Malgré la disparition de sa fondatrice en 2016, la maison Sonia Rykiel possède un patrimoine incorporel très important et demeure dans les esprits comme un « phare » de la mode française. Il suffit de se souvenir de l’immeuble mythique dans le quartier de Saint-Germain-des-Prés, à Paris, pour s’en rendre compte, ou encore de lire la presse internationale (par exemple The New York Times), qui a longuement commenté la reprise des actifs du groupe par nos clients, Eric et Michaël Dayan, en 2020. Le nouveau repreneur G-III souhaite poursuivre l’extension de la marque à travers le monde, notamment en ouvrant de nouvelles boutiques. Ils ont l’expertise et le poids économique nécessaire. C’est une approche différente de celle d’entrepreneurs… Nous pouvons dire que nos clients ont donné une deuxième vie à l’entreprise créée par Sonia Rykiel, et pavé la voie pour le repreneur américain.
Sur quels aspects êtes-vous intervenus au cours de cette transaction ?
Nous sommes intervenus sur les aspects rédactionnels des actes préparatoires et, par la suite, sur le contrat d’acquisition. Tout au long de l’opération, nous avons conseillé nos clients Eric et Michaël Dayan sur différents aspects de la négociation avec l’acquéreur. Cette transaction s’étant réalisée sur la base du patrimoine incorporel, la marque, les droits d’auteur ainsi que les aspects de propriété intellectuelle ont pris une importance primordiale, et les équipes dédiées face à nous (EY Société d’avocats et Allen & Overy) ont consacré un temps très significatif pour définir les modalités de transfert de ces éléments.
Quelles ont été les particularités de cette opération ?

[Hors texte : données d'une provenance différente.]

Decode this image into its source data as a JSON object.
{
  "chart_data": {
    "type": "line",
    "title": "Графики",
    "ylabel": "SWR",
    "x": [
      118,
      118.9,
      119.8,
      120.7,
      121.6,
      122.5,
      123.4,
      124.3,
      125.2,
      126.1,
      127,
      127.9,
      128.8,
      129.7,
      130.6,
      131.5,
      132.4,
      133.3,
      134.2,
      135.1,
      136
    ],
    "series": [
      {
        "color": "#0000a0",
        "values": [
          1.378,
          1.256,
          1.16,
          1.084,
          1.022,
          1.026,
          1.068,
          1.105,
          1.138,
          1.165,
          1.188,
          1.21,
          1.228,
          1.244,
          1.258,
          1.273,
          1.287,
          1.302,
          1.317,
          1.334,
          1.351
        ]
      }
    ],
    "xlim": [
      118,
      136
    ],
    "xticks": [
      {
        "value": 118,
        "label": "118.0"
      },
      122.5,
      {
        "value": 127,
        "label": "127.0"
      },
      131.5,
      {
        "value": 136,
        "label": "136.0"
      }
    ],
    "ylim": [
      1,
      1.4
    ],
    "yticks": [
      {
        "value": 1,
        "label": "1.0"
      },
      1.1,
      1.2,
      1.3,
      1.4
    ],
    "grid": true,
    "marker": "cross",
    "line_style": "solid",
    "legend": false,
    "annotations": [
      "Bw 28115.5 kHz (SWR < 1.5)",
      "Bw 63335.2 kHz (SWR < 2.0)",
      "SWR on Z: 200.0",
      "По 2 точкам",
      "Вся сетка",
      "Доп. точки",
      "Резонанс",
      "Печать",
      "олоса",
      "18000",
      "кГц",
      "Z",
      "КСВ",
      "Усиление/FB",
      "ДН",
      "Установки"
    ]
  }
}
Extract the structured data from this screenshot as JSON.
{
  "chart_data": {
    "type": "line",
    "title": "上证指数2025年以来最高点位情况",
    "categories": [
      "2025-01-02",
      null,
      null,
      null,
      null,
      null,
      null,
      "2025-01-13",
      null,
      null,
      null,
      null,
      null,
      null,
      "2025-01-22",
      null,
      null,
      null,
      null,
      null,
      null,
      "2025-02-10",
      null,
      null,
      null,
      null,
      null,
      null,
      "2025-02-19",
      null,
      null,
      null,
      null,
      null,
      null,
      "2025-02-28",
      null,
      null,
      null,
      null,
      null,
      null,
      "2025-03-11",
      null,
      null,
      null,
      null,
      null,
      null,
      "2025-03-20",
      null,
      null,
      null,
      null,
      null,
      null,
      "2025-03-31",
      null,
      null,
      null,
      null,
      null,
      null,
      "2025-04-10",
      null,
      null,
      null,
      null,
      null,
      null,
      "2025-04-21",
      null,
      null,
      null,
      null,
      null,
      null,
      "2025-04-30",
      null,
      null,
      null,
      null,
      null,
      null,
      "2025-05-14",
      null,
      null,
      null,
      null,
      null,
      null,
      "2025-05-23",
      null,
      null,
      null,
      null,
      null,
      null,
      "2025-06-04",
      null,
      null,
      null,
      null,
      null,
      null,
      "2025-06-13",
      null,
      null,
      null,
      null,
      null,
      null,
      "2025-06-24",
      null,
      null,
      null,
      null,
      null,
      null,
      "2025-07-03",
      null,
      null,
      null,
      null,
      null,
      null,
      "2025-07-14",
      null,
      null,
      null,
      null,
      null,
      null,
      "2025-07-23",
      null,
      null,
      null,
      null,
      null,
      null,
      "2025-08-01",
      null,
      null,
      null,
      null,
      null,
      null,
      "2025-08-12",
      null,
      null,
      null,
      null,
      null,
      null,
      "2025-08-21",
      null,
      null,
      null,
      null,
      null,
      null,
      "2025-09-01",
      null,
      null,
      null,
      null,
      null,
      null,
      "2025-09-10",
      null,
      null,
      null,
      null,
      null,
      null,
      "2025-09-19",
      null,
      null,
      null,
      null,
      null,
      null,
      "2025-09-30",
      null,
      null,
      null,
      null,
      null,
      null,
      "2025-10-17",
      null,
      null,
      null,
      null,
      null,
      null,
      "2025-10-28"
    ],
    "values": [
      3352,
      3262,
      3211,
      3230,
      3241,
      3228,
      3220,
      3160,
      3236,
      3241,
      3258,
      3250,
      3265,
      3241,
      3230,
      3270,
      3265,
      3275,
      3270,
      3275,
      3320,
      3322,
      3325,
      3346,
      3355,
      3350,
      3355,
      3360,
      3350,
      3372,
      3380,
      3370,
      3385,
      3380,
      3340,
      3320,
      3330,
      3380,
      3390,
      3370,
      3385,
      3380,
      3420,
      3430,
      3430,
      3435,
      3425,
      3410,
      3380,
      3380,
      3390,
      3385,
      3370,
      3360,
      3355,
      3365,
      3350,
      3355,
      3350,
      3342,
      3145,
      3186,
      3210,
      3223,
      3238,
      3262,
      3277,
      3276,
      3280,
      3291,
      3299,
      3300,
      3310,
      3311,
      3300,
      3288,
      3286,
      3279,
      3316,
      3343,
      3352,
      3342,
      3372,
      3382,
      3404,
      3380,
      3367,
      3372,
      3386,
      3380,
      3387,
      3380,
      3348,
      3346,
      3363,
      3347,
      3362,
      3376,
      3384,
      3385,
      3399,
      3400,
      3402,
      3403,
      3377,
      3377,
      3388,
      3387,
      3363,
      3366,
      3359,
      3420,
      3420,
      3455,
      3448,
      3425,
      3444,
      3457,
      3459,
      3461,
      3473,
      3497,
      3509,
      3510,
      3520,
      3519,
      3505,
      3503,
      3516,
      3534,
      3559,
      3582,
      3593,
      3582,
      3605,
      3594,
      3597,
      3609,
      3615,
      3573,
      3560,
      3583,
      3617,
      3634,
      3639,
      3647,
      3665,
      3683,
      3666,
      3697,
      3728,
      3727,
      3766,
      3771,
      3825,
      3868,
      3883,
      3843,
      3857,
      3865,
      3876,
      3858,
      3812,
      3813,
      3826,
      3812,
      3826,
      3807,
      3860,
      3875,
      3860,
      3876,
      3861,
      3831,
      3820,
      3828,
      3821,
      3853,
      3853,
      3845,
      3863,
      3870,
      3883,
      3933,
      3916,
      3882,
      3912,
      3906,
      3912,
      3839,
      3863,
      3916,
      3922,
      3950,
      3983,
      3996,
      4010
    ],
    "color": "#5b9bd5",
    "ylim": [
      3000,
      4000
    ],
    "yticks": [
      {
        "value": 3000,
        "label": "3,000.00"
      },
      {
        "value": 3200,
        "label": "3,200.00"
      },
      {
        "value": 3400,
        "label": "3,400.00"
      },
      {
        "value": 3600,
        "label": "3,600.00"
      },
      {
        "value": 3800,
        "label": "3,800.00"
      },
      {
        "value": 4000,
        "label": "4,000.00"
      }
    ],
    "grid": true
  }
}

Cette opération a été, à la fois, passionnante et particulière, notamment en raison de l’aspect symbolique de la transaction. Nous n’étions pas en train de réaliser une simple cession, mais bel et bien de céder un morceau historique du patrimoine de ce pays. Ce dossier était bien plus qu’une transmission à nos yeux car Sonia Rykiel est le reflet d’une époque, celle du Paris post-68, et même si la créatrice a disparu, son histoire continue de vivre et a encore un avenir. Malgré tous les changements dans les secteurs industriels et culturels au niveau mondial ces dernières années, la France reste indéniablement leader sur le secteur du prêt-à-porter, et continue de briller. Nos clients, mais aussi l’acquéreur depuis New York, ont estimé qu’il y avait encore beaucoup à faire afin de faire perdurer l’histoire de la marque. Toute opération de M&A a des spécificités. En l’occurence, cette transmission de patrimoine, a été particulièrement prononcée dans ce deal.